Sunday, November 19, 2006

Janet Edwards' Trial Ends in a Shambles

Rev. Janet Edwards officiated at a lesbian wedding in order to provoke a trial. At the trial she hired busses to bring in supporters, got other famous provokers to come, and sent out invitations.

This week, the Permanent Judicial Commission of Pittsburgh Presbytery ruled that the charges had been filed four days too late, so the case could not be heard.

I don't know who screwed up. Jim Mead, the presbytery executive, laments the mess. He is right that the PJC acted properly, given the case that had been handed to them. And he praises the "hard work and best intentions of the fine people on the Investigative Committee." Without evidence that the investigating committee deliberately sabotaged the case, we ought to assume that it was an honest mistake on their part.

Still, this is not the first time that the church has been cheated of a clear decision on whether its official standards on homosexual practice are real or not. A few years ago there was the notorious case of the gay elder in First Presbyterian Church, Stamford Connecticut. It took so long to reach a decision that the elder's term ran out, and the case was declared moot.

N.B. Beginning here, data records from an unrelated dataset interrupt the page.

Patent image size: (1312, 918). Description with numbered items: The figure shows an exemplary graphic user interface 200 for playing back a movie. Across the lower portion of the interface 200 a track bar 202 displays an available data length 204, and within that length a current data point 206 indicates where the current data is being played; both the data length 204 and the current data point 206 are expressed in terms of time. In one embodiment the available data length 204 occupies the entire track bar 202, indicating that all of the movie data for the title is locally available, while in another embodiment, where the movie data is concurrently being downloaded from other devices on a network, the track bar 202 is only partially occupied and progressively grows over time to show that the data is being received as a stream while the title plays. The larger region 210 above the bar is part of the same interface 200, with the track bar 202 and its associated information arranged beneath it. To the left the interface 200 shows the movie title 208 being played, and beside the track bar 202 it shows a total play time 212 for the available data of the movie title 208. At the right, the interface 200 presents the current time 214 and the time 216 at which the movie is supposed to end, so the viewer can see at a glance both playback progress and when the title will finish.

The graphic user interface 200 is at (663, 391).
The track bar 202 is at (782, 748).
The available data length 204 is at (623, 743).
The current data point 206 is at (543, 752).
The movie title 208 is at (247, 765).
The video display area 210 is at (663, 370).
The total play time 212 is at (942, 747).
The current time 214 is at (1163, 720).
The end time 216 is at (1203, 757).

The left and the right of the church are mobilized all the time, and often suspicious of the church's order. The loyalist center, on the other hand, is slow to mobilize and is trusting of the denomination's basic institutions. There is one good way, though, to rouse the ire of the loyalist center: to manipulate the church's rules and procedures in an indecent and disorderly way to sneak in one outcome or another.

Let us hope that the remaining high-profile cases are handled scrupulously.

6 comments:

Jody Harrington said...

Your analysis is spot on.
By the way, your book Leading from the Center was referred to several times by speakers at the Moderators Conference I attended this weekend!

Anonymous said...

Alan,

Janet Edwards deliberately provoked a trial because she knew that conducting a same-sex marriage ceremony is not allowed by the PCUSA. If she disagrees with that provision, then she should work to overturn it. If I disagree with the 70 mph speed limit and decide to drive 85 instead I can get a ticket. Telling the officer I don't agree with the law isn't going to cut it.

Gruntled said...

"I fail to see what was either not decent or not in good order about the decision. It seems like it was handled very scrupulously."

Yes, that is what I said:

"He is right that the PJC acted properly, given the case that had been handed to them."

Gruntled said...

This is from Dennis Roddy's column about the Edwards case in the Pittsburgh Post-Gazette:

Janet Edwards has long advocated for the rights of gays, lesbians, bisexuals and transgendered persons ... and, after some skirmishes within the Pittsburgh Presbytery, which oversees the church, a sort of truce evolved.

"I knew I was breaking that truce," she said. It is something of her style. "I stay quiet for a while and then I do something, then I stay quiet for a while and then I do something."

Stushie said...

I guess God knows the truth of the motives behind the whole scenario, so let's leave it up to Him to judge. People get away with things on earth all the time, but eventually vanity and eternity will catch up with them.

Gruntled said...

In an ultimate sense, we have to leave all the important judgments up to God. In this life, in this church, a trial should result in a judgment.